I received my Branch invitation this weekend, and made my first contribution.
It hasn’t changed my initial assessment that Branch could end up being something rather different from what has come before in very interesting ways, but it did cause a few more ideas to bubble up in my head.
The most interesting ones have been around the characteristics of conversations.
I hadn’t given it much thought before, but face-to-face conversations (at least the worthwhile ones) are largely sequential: only one person can speak at a time, and the other participants are listening. Each contributor in the conversation must take in (or at least sit through) what is being said by others, and wait for the opportunity to make their contribution.
And in a face-to-face situation, the overall direction of a conversation is guided by consensus: if the group cannot achieve a rough consensus on where the conversation should go, that conversation ends.
Online conversations generally don’t follow this model. Whether it’s comments on a blog post or a discussion in a topical forum, multiple participants can and do respond to each contribution simultaneously. In the time it takes to type a thoughtful response, three other people may have already added to the conversation. Participants don’t necessarily have complete information about the overall direction of the conversation when adding their part to it.
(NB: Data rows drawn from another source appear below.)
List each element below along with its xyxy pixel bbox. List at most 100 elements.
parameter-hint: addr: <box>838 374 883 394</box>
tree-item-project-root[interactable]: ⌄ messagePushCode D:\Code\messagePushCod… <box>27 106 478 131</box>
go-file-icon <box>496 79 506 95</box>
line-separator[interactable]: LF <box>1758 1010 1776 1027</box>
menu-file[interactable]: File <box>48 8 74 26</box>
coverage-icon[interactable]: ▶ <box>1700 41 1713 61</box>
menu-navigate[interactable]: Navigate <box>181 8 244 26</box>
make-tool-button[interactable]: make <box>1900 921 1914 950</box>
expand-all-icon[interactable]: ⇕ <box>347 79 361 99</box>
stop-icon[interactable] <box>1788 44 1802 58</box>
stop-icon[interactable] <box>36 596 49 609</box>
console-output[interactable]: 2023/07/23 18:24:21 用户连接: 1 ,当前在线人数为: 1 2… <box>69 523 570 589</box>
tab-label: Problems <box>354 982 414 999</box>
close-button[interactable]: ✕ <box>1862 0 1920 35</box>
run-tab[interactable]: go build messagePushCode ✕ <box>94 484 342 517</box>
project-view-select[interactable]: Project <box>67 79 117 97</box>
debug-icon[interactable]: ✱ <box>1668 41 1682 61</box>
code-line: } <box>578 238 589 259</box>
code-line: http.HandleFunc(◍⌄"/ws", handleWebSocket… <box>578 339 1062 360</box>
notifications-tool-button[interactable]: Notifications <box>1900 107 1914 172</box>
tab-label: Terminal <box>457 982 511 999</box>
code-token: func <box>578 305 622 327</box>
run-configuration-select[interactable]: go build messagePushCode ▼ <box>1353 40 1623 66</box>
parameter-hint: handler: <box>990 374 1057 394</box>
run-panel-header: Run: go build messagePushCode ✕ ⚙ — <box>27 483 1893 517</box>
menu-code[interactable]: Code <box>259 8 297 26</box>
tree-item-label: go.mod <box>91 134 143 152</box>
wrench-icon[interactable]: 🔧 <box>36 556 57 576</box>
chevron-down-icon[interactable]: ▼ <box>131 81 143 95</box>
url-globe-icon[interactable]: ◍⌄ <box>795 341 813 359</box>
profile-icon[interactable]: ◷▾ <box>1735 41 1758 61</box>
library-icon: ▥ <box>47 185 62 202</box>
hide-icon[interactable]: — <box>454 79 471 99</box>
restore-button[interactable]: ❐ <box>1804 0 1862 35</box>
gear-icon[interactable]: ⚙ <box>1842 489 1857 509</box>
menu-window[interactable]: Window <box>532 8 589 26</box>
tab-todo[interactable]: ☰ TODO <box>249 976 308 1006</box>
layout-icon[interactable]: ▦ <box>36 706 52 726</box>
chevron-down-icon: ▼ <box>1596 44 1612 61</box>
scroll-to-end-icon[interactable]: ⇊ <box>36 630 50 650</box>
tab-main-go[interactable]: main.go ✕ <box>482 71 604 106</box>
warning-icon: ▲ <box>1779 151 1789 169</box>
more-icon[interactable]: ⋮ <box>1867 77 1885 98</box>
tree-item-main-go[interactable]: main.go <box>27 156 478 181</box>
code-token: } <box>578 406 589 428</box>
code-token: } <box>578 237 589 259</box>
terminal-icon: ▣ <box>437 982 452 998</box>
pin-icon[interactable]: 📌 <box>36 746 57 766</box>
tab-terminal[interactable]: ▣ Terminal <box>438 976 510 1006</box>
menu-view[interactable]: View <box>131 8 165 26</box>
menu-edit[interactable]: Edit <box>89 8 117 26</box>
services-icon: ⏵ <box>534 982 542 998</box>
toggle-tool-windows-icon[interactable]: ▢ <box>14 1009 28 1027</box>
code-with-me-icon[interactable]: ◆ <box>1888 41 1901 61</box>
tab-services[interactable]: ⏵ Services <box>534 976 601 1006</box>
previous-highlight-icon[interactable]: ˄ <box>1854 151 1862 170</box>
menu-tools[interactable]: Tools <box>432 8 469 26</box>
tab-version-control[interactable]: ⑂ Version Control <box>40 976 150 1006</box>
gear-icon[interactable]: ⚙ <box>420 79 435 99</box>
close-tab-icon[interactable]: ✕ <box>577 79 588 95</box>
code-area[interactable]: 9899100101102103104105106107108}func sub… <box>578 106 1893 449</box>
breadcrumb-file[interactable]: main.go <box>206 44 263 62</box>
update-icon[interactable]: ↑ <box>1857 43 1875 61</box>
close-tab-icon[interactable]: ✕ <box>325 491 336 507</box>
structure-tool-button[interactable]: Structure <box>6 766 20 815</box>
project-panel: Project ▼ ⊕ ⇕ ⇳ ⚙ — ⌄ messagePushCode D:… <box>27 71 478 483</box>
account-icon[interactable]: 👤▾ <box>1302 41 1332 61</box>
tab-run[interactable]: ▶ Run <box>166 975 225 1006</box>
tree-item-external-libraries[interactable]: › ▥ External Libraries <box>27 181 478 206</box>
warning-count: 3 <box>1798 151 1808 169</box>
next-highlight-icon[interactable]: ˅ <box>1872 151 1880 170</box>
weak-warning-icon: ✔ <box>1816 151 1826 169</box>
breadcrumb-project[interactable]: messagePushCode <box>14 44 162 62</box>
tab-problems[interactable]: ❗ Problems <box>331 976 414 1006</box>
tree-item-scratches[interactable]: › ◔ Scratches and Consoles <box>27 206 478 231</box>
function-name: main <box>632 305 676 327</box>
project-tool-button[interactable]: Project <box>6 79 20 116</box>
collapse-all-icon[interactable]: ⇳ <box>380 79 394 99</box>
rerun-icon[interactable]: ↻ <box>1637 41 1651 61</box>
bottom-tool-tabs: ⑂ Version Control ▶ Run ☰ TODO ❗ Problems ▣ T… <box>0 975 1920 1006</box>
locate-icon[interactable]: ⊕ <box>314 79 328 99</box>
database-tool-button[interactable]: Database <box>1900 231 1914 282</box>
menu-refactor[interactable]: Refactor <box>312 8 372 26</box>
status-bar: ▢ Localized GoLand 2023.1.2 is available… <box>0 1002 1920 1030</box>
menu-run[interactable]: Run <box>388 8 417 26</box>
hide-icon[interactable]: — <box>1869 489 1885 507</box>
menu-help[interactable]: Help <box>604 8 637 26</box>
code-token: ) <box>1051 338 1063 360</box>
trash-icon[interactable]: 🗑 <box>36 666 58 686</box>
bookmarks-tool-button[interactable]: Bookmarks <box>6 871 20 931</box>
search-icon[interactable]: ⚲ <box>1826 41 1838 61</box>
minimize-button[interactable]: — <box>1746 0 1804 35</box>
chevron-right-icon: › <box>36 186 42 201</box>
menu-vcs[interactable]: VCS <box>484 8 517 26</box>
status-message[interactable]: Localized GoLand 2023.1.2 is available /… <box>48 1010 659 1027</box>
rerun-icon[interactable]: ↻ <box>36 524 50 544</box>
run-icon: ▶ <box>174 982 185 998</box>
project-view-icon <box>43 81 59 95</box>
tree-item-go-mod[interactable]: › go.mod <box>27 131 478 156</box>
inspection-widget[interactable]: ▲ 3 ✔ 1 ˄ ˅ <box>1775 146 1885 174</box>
There’s also no requirement for consensus on an online discussion. If the participants don’t agree on what the conversation should be about, each sub-group can continue “their” conversation in the same location — they all still share a single thread/post/what-have-you — but it’s no longer really one discussion with a single, directed flow.
It fascinates me that thus far, the Branches that have felt most worthwhile to me have hewed much more closely to the offline model of a conversation than the current online model: each contributor seems to be (metaphorically) waiting their turn and then adding to the conversation as a whole. They feel much more measured, perhaps even “slow,” than most online discussions.
But the catch is how to encourage and facilitate that experience online.
When offline elementary school teachers and management consultants encounter the kinds of issues that online conversations encounter, they often reach for the “talking stick” — you talk while you’ve got the stick, and when you’re done you hand it to the next person. It’s crude, but surprisingly often it can help.
Is the talking stick a metaphor that has value for a class of online discussions? It’s limiting, it can be frustrating or even feel demeaning, but it accomplishes something.
If the goal is to collaborate on creating a directed, coherent discussion online, do the individual participants need to accept some new constraints?